Майя опустила руки и стремительно встала. Она только что думала о Кассинии, о его возвращении к ней.
— Нет! — шутливым тоном, но побледнев заметно, вскричала она. — С вами опасно предаваться мечтам!.. Лучше пойду пройдусь по саду! Посмотрю на восход луны, пока вы позовете меня на нашу обсерваторию.
И она хотела было исполнить свое намерение, но профессор ему положительно воспротивился.
— Куда идти, на ночь глядя? Не лучше ли всем сейчас подняться наверх?.. Что ж, что луна не встала! До ее восхода можно посмотреть на звезды: они еще ярче, пока ее нет.
Майя очень любила наблюдения над светилами небесными; ей часто случалось долгие часы проводить у отцовского телескопа. Теперь же ее интересовал чрезвычайно увеличительный аппарат, о котором профессор рассказывал такие чудеса. Она поглядела в окно на ясные сумерки, на небо, в глубине которого уже мигали первые звезды, и вдруг, загоревшись желанием посмотреть на них ближе, вскричала:
— Ну что ж, пойдемте!.. Пойдемте наблюдать за тем, как люди живут на Марсе и Венере.
И она, весело оглянувшись на гостя и профессора, чуть не побежала вперед в кабинет отца и его лабораторию, откуда круглая, вьющаяся лестница вела на вышку, в стеклянный павильон, названный ими обсерваторией. Она не останавливалась еще на странном явлении, с нею происходившем; оно бы ее поразило, если б ей дано было его заметить. Куда девалась ее антипатия к барону? Она и думать о ней перестала! Ей было так легко, так весело, как с детства не бывало. Знай Майя опьяняющее действие наркотических средств, она могла бы подумать, что ее чем-нибудь опоили, — так горячо струилась в ней кровь, так крепко билось временами и сладко замирало сердце.

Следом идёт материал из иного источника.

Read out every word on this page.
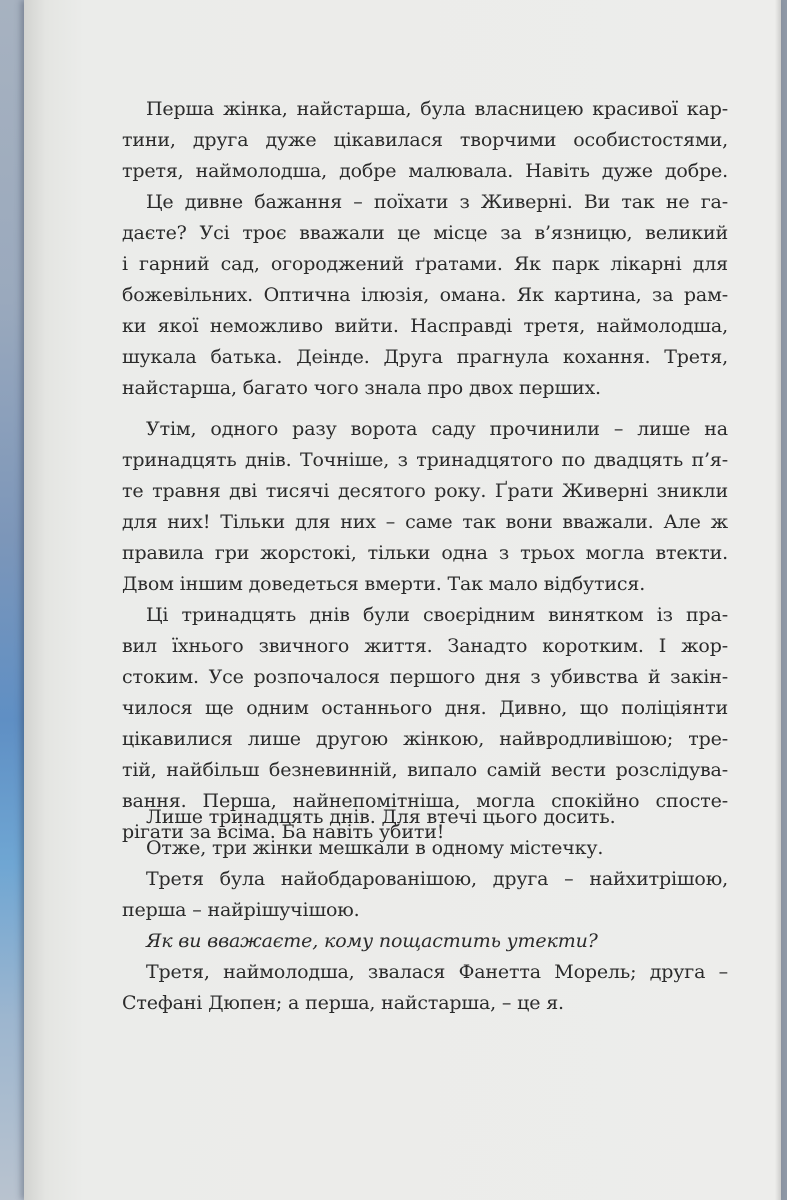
Перша жінка, найстарша, була власницею красивої кар-
тини, друга дуже цікавилася творчими особистостями,
третя, наймолодша, добре малювала. Навіть дуже добре.
Це дивне бажання – поїхати з Живерні. Ви так не га-
даєте? Усі троє вважали це місце за в’язницю, великий
і гарний сад, огороджений ґратами. Як парк лікарні для
божевільних. Оптична ілюзія, омана. Як картина, за рам-
ки якої неможливо вийти. Насправді третя, наймолодша,
шукала батька. Деінде. Друга прагнула кохання. Третя,
найстарша, багато чого знала про двох перших.
Утім, одного разу ворота саду прочинили – лише на
тринадцять днів. Точніше, з тринадцятого по двадцять п’я-
те травня дві тисячі десятого року. Ґрати Живерні зникли
для них! Тільки для них – саме так вони вважали. Але ж
правила гри жорстокі, тільки одна з трьох могла втекти.
Двом іншим доведеться вмерти. Так мало відбутися.
Ці тринадцять днів були своєрідним винятком із пра-
вил їхнього звичного життя. Занадто коротким. І жор-
стоким. Усе розпочалося першого дня з убивства й закін-
чилося ще одним останнього дня. Дивно, що поліціянти
цікавилися лише другою жінкою, найвродливішою; тре-
тій, найбільш безневинній, випало самій вести розслідува-
вання. Перша, найнепомітніша, могла спокійно спосте-
рігати за всіма. Ба навіть убити!
Лише тринадцять днів. Для втечі цього досить.
Отже, три жінки мешкали в одному містечку.
Третя була найобдарованішою, друга – найхитрішою,
перша – найрішучішою.
Як ви вважаєте, кому пощастить утекти?
Третя, наймолодша, звалася Фанетта Морель; друга –
Стефані Дюпен; а перша, найстарша, – це я.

Они взошли на вышку. Барон добродушно смеялся над тем, что она забывает их годы, судя по своим. Он указывал на профессора, немного запыхавшегося и отставшего от них на лестнице, с лампой в руках.
— Кажется, не к чему было заботиться об освещении? — смеясь, сказал он, ставя лампу на стол. — Здесь так светло!